By Lisa Vives
Presidents from five West African countries are stepping up efforts to end a crisis in Mali which threatens to topple the President of that troubled country.
The five regional leaders, Malian government officials and members of the opposition were meeting since the previous week following a month of street protests by tens of thousands of Malians that sparked clashes with police in which the United Nations says at least 14 protesters died.
Malians are said to be furious over government foot dragging on entrenched corruption, disputed local election results and army losses to jihadists.
Mahamadou Issoufou, President of Niger and current chair of ECOWAS, a 15-member regional, political and economic union, pledged that strong measures were being planned to resolve the crisis in Mali.
The opposition, called M5-RFP and headed by Mahmoud Dicko, a Muslim cleric, warned that protests would continue until Malian President Ibrahim Boubacar Keita stepped down. After a final meeting late last Thursday, Dicko told journalists there had been no progress, and nothing had been offered at the moment that was acceptable to them.

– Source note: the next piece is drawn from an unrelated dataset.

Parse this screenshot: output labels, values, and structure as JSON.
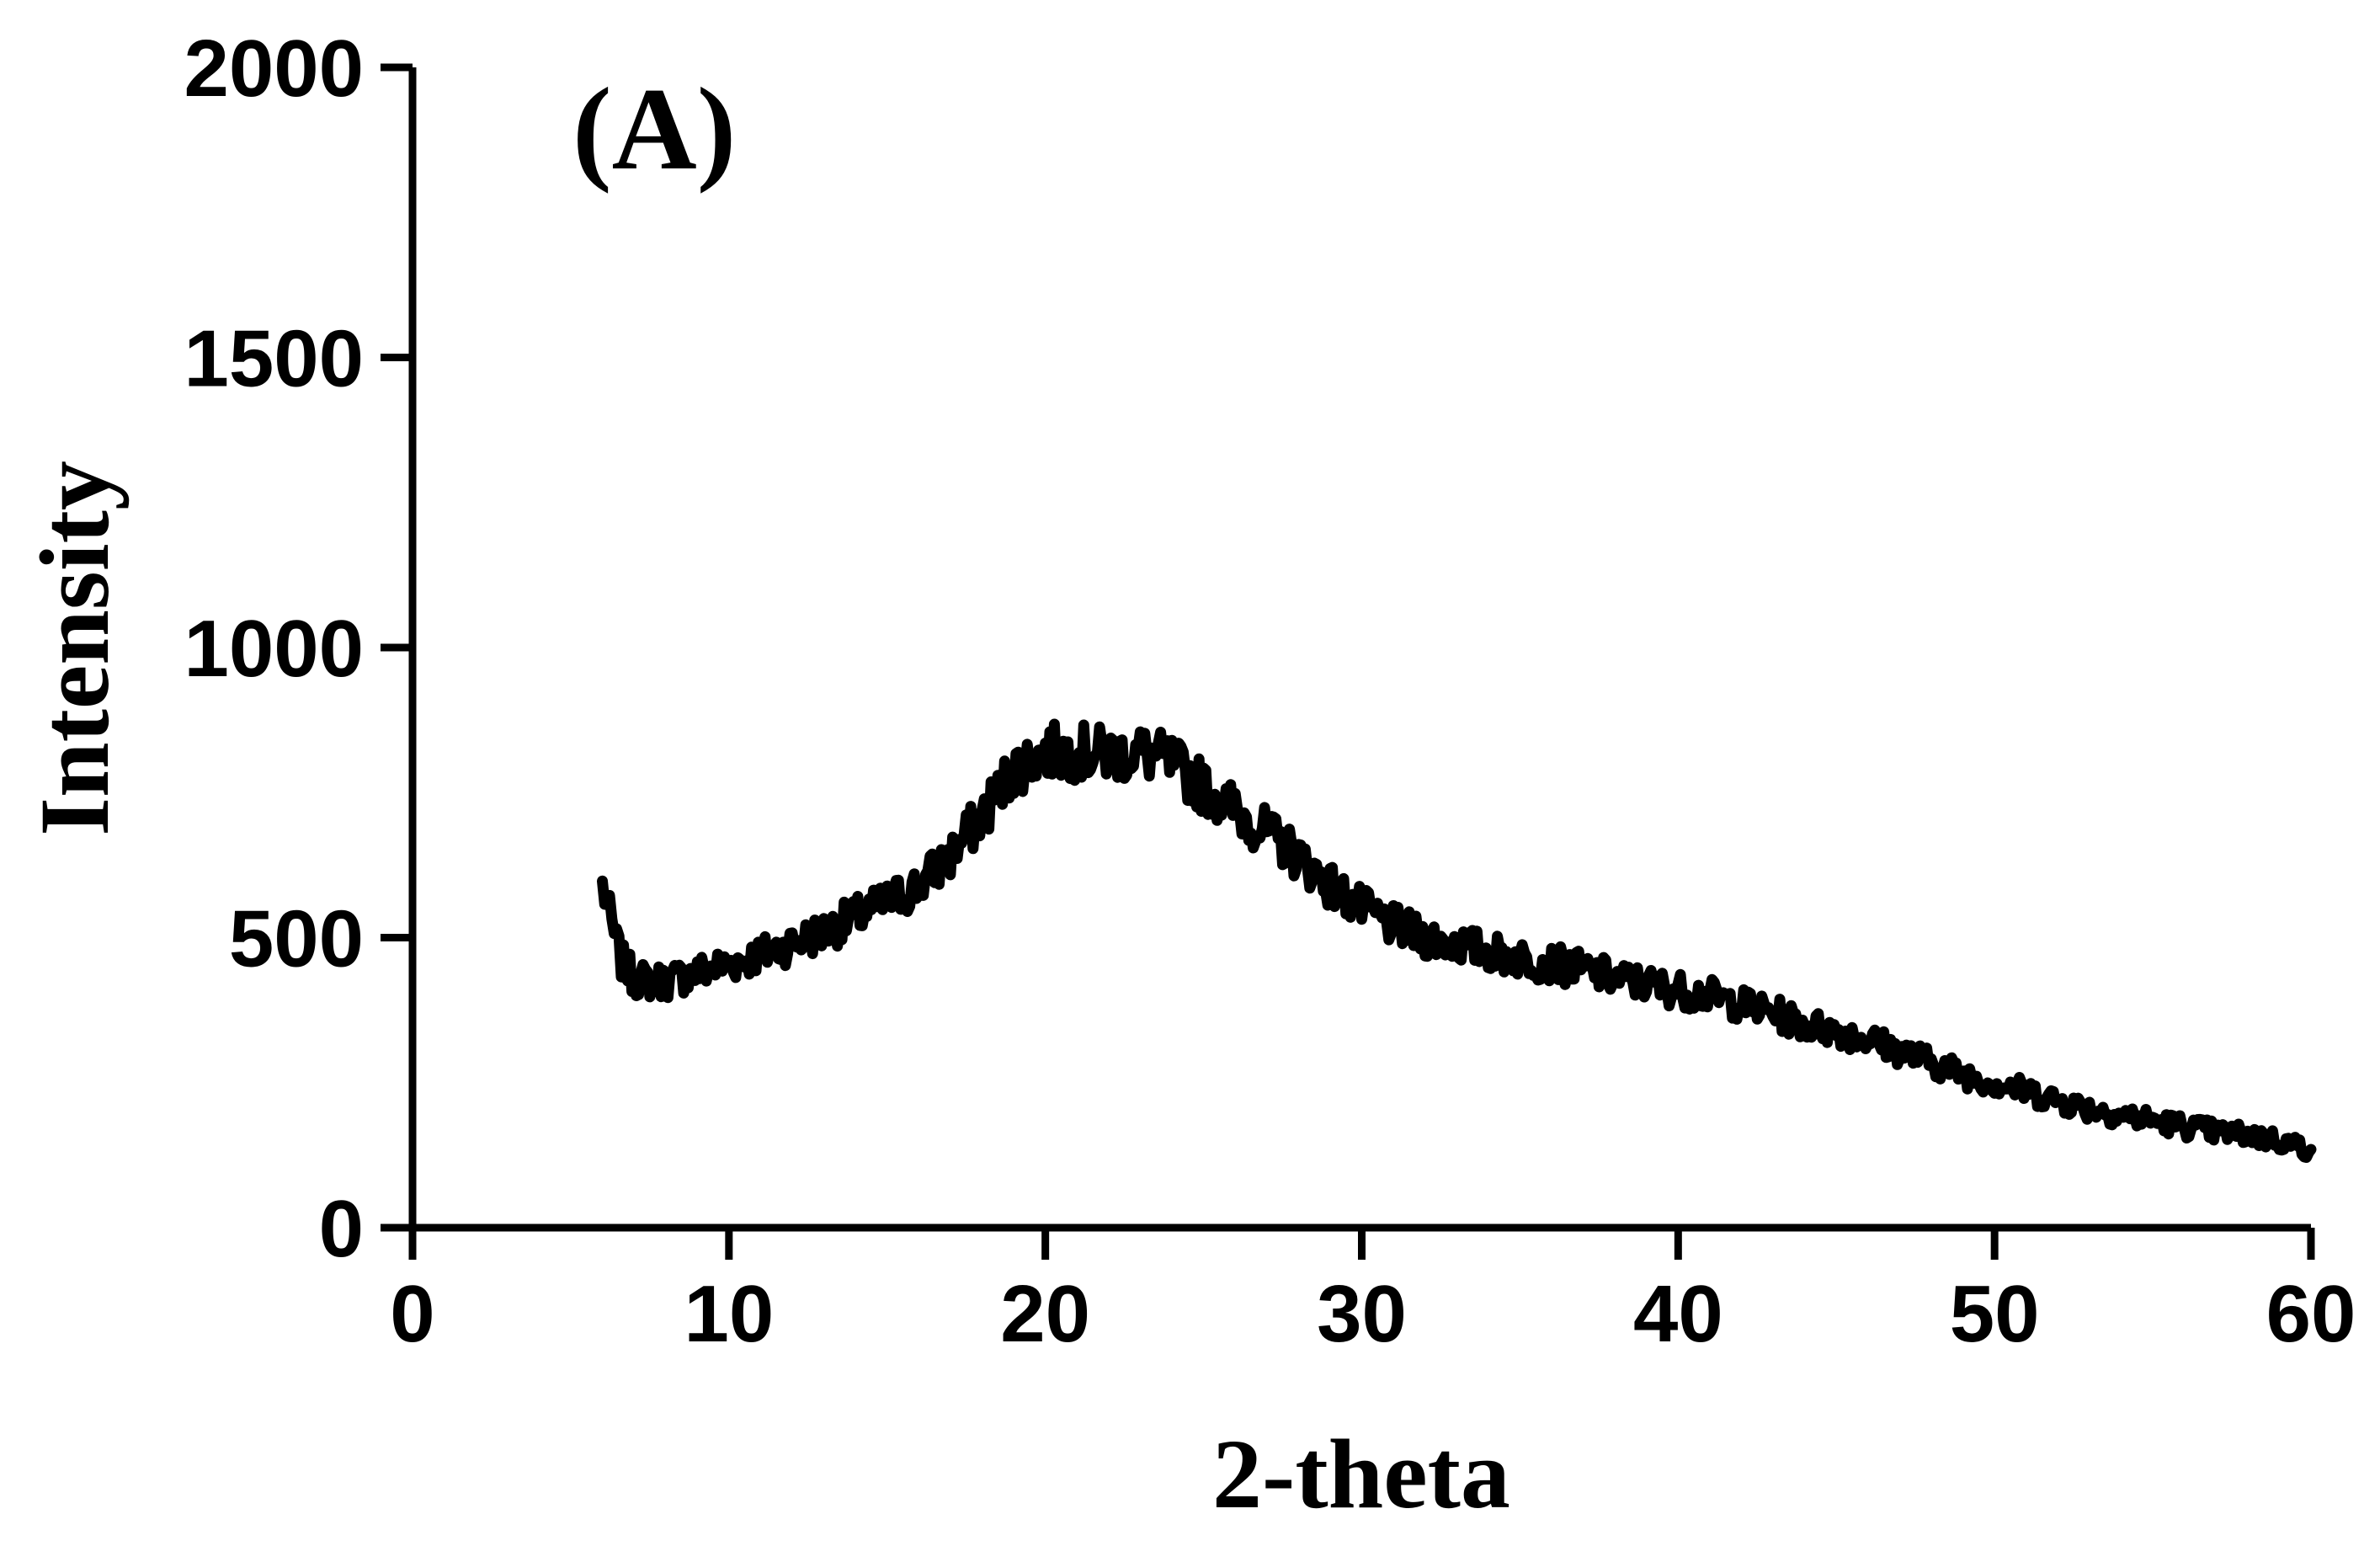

“M5-RFP demands the resignation of Keita or the satisfaction of our demands,” which include the establishment of a committee of inquiry into civilian deaths and a transitional government, the group’s spokesman Nouhoum Togo told Reuters news service.
Niger’s Issoufou rejected the call for President Keita’s resignation. “There will be no unconstitutional change of power in the ECOWAS region,” Issoufou declared.
This won’t be the first time that ECOWAS has intervened to settle problems in Mali. A coup by disgruntled military over the management of the Tuareg rebellion in 2012 and raging inter-ethnic conflicts, predominantly pitting the Fulani against the Dogon communities, brought harsh sanctions by ECOWAS leaders.
According to Human Rights Watch, human rights situation in Mali deteriorated in 2019 as hundreds of civilians were killed in numerous attacks by armed Islamists in northern and central parts of the county allied to Al-Qaeda and the Islamic State. The Islamists targeted Malian security services, peacekeepers, international forces, and increasingly, civilians.
Malian security forces, in counterterrorism operations, also subjected numerous suspects to severe mistreatment and several died in custody or were forcibly disappeared.
A U.N. force, called MINUSMA, established by the U.N. Security Council in 2013, continues to work in the country with a total of more than 15,000 personnel and 15,209 military personnel, police and others.